Grunin Center For Law and Social Entrepreneurship

With that in mind, two years ago, International Finance Corporation (IFC), the private sector arm of the World Bank, and PT Amartha Mikro Finance (Amartha), a fintech P2P platform that uses alternative data and technology to reach borrowers not served by traditional banks, started work on a new structure for providing micro-finance loans to under-served female micro entrepreneurs in rural Indonesia.

The structure, they figured, would allow Amartha to tap financing that could potentially be scaled to up to $206 million and help women borrowers in rural and small towns to get access to $50 to $1,000 loans.

The two organizations then reached out to legal counsel to help create the complex approach.

Eventually, that included IFC Legal (IFC’s in-house legal team), Pinsent Masons (IFC’s external counsel, English and Singapore Law), Jardin Legal (IFC’s external counsel, Indonesian law) and TRILEXICA (Amartha’s external counsel, Indonesian law).

The project just won the 2025 Grunin Prize for Law and Social Entrepreneurship. Administered by NYU School of Law’s Grunin Center for Law and Social Entrepreneurship, “it aims to reward the innovation, potential impact, and replicability and/or scalability of projects and solutions developed by lawyers to advance the fields of social entrepreneurship, impact investing and sustainable development.”

Because many potential borrowers live in areas without bank branches, Amartha’s digital lending capability was essential. In addition, many aren’t likely to get bank financing in the first place.

But, while Amartha had technology and data, it also had small balance sheets. Plus, according to Feng Lin, senior counsel at IFC, there was no securitization framework in Indonesia. “In a conventional securitization, you need to have an existing portfolio on the balance sheet that you purchase. You purchase the risk and reward, and you are at the back end,” says Asif Mustaqim, principal invstment officer at IFC. “But in this case, the balance sheets were very small. So we had to come up with a structure whereby you delivered a securitization type of instrument and investors who came in would take the full risk and reward.”

(l to r) James Harris, partner at Pinsent Masons, Asif Mustaqim, principal investment officer at ... More IFC, and Feng Lin

Grunin Center for Law and Social Entrepreneurship

With no existing portfolio, how to bridge the gap?
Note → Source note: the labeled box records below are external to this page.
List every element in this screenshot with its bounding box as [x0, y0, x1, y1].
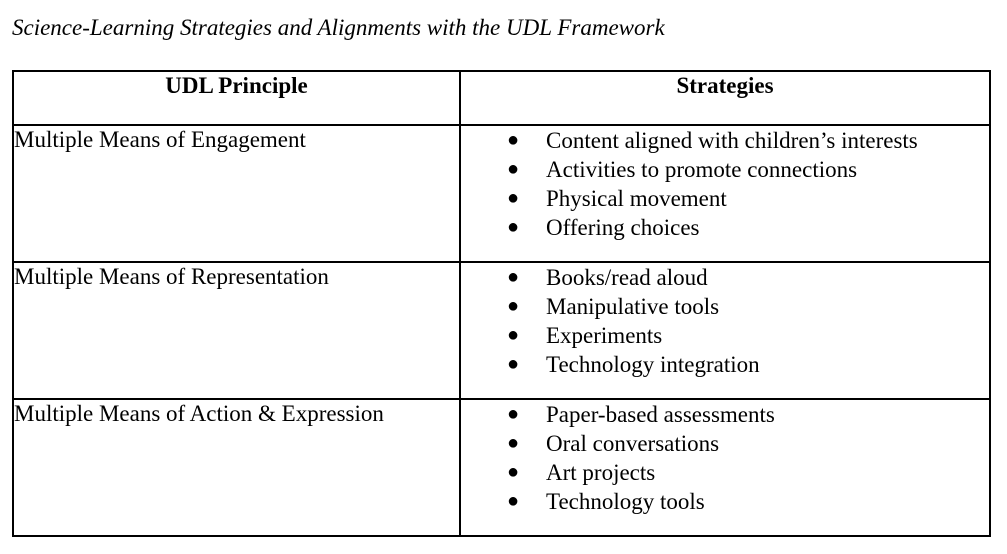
table-row: Multiple Means of Action & Expression ● P…: [12, 398, 991, 537]
list-item: ● Manipulative tools: [461, 292, 989, 321]
bullet-dot-icon: ●: [507, 187, 520, 209]
bullet-dot-icon: ●: [507, 461, 520, 483]
list-item: ● Content aligned with children’s interes…: [461, 126, 989, 155]
strategy-list: ● Books/read aloud ● Manipulative tools ● E…: [461, 263, 989, 379]
header-strategies: Strategies: [459, 70, 991, 126]
principle-cell: Multiple Means of Representation: [12, 261, 461, 400]
list-item: ● Books/read aloud: [461, 263, 989, 292]
table-row: Multiple Means of Engagement ● Content al…: [12, 124, 991, 263]
strategies-cell: ● Books/read aloud ● Manipulative tools ● E…: [459, 261, 991, 400]
bullet-dot-icon: ●: [507, 266, 520, 288]
list-item: ● Paper-based assessments: [461, 400, 989, 429]
strategy-list: ● Paper-based assessments ● Oral conversat…: [461, 400, 989, 516]
bullet-dot-icon: ●: [507, 129, 520, 151]
bullet-dot-icon: ●: [507, 158, 520, 180]
strategy-list: ● Content aligned with children’s interes…: [461, 126, 989, 242]
bullet-dot-icon: ●: [507, 490, 520, 512]
bullet-dot-icon: ●: [507, 403, 520, 425]
list-item: ● Technology integration: [461, 350, 989, 379]
bullet-dot-icon: ●: [507, 295, 520, 317]
list-item: ● Experiments: [461, 321, 989, 350]
strategy-text: Experiments: [546, 323, 663, 348]
list-item: ● Offering choices: [461, 213, 989, 242]
bullet-dot-icon: ●: [507, 324, 520, 346]
list-item: ● Activities to promote connections: [461, 155, 989, 184]
strategy-text: Oral conversations: [546, 431, 720, 456]
list-item: ● Art projects: [461, 458, 989, 487]
table-caption: Science-Learning Strategies and Alignmen…: [12, 15, 665, 40]
strategy-text: Art projects: [546, 460, 656, 485]
strategy-text: Books/read aloud: [546, 265, 708, 290]
strategy-text: Content aligned with children’s interest…: [546, 128, 918, 153]
strategy-text: Technology tools: [546, 489, 705, 514]
principle-cell: Multiple Means of Action & Expression: [12, 398, 461, 537]
strategy-text: Activities to promote connections: [546, 157, 858, 182]
bullet-dot-icon: ●: [507, 353, 520, 375]
strategy-text: Physical movement: [546, 186, 727, 211]
strategy-text: Technology integration: [546, 352, 760, 377]
strategy-text: Offering choices: [546, 215, 700, 240]
udl-strategies-table: UDL Principle Strategies Multiple Means …: [12, 70, 991, 537]
list-item: ● Technology tools: [461, 487, 989, 516]
table-row: Multiple Means of Representation ● Books/…: [12, 261, 991, 400]
bullet-dot-icon: ●: [507, 216, 520, 238]
principle-cell: Multiple Means of Engagement: [12, 124, 461, 263]
header-udl-principle: UDL Principle: [12, 70, 461, 126]
strategy-text: Manipulative tools: [546, 294, 720, 319]
list-item: ● Oral conversations: [461, 429, 989, 458]
bullet-dot-icon: ●: [507, 432, 520, 454]
strategies-cell: ● Paper-based assessments ● Oral conversat…: [459, 398, 991, 537]
strategies-cell: ● Content aligned with children’s interes…: [459, 124, 991, 263]
list-item: ● Physical movement: [461, 184, 989, 213]
strategy-text: Paper-based assessments: [546, 402, 775, 427]
table-header-row: UDL Principle Strategies: [12, 70, 991, 126]
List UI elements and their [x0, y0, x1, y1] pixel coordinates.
The answer was to create a structure with junior and senior tranches, establishing an orphan Special Purpose Vehicle (SPV) in Singapore to act as the lender of record. Thus, Amartha would service the loans, with lenders funding the SPV, which would draw down tranches as needed and directly lend to entrepreneurs.

“The solution worked to deal with both local regulatory constraints and the limitation caused by the small balance sheet,” says Lin.

IFC and eight investors contributed approximately $170 million. Specifically, IFC committed $25 million and attracted the rest from banks, impact funds, and global insurers.

There’s also interest from fintechs and banks in the Philippines, Japan, and Hong Kong in replicating the model, according to Mustaqim.